I like to think in terms of "top down" and "bottom up".
set_page_dirty is the core "bottom up" function which propagates
dirtiness information from the bottom of the superblock/inode/page
tree up to the top.
writeback is top-down. It goes from the superblock list down
to pages.
The assumption about page->mapping->host being an inode
only occurs in the bottom-up path, at set_page_dirty().
> As long as your patches don't break that is possible to have I am happy...
> But from what you are saying above I have a bad feeling you are somehow
> assuming that a mapping's host is an inode...
Well the default implementation of __set_page_dirty() will
make that assumption. (It always has).
But the address_space may implement its own a_ops->set_page_dirty(page),
so you can do whatever you need to do there, yes?
I currently have:
static inline int set_page_dirty(struct page *page)
{
if (page->mapping) {
int (*spd)(struct page *, int reserve_page);
spd = page->mapping->a_ops->set_page_dirty;
if (spd)
return (*spd)(page, 1);
}
return __set_page_dirty_buffers(page, 1);
}
Where __set_page_dirty_buffers() will dirty the buffers if
they exist. And non-buffer_head-backed filesystems which
use page->private MUST implement set_page_dirty().
The reserve_page stuff is for delayed-allocate, the priority
and timing of which has been pushed waaay back by this.

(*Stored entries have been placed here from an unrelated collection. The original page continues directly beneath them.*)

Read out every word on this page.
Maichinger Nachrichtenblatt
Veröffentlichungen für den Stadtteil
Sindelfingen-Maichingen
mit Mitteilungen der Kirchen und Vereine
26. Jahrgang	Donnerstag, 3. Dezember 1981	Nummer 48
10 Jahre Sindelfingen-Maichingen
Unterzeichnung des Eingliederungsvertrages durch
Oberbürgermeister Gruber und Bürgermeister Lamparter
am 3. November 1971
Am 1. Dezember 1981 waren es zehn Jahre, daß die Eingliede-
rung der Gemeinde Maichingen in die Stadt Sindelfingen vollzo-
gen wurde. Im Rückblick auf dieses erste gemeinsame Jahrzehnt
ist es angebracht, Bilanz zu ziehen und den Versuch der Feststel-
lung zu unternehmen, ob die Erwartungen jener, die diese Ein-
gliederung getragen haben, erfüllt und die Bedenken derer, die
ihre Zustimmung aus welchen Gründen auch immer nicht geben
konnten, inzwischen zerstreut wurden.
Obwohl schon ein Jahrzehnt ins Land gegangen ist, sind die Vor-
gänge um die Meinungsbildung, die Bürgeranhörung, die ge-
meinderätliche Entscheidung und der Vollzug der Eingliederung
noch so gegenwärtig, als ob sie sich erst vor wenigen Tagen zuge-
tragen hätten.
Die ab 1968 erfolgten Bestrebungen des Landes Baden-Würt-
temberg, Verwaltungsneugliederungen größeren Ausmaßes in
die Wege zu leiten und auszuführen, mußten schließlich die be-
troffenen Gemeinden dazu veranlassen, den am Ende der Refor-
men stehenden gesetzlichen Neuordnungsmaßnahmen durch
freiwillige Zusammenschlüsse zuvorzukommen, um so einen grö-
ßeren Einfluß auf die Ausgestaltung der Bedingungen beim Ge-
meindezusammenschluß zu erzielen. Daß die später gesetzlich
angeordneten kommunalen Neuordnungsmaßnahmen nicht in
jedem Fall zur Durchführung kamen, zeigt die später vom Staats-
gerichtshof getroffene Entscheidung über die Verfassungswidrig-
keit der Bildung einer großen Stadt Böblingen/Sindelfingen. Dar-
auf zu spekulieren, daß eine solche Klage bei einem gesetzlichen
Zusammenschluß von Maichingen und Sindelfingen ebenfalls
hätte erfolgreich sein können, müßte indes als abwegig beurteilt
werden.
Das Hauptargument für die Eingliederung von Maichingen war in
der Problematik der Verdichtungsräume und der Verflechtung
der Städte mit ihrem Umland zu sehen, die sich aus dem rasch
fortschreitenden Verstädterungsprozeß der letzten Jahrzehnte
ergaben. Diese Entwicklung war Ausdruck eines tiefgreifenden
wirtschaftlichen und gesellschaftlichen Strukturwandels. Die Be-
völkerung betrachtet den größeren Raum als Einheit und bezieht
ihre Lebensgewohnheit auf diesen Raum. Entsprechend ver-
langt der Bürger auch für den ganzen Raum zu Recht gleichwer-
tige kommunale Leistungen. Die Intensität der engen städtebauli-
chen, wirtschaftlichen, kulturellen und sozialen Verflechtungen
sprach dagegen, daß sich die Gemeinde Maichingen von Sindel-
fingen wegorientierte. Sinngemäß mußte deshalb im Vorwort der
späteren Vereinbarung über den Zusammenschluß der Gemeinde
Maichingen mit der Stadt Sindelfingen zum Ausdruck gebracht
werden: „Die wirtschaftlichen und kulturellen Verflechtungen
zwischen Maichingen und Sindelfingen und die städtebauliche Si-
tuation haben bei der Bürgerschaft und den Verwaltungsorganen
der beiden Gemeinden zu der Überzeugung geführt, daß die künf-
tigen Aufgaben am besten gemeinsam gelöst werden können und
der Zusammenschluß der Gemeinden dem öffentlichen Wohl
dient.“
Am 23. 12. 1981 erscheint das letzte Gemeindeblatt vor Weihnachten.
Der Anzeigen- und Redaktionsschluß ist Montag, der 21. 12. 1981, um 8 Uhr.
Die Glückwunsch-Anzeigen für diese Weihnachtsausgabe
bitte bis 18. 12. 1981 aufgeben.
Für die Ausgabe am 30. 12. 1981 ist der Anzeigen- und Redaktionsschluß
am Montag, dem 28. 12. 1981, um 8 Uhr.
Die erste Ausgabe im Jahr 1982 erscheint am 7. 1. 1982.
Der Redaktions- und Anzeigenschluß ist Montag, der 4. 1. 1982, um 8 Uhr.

I'm
keeping the reserve_page infrastructure around at present
because of vague thoughts that it may be useful to fix the
data-loss bug which occurs when a shared mapping of a sparse
file has insufficient disk space to satisfy new page instantiations.
Dunno yet.
(Sometime I need to go through and spell out all the new a_ops
methods in all the filesystems, and take out the fall-through-
to-default-handler stuff here, and in do_flushpage() and
try_to_release_page() and others. But not now).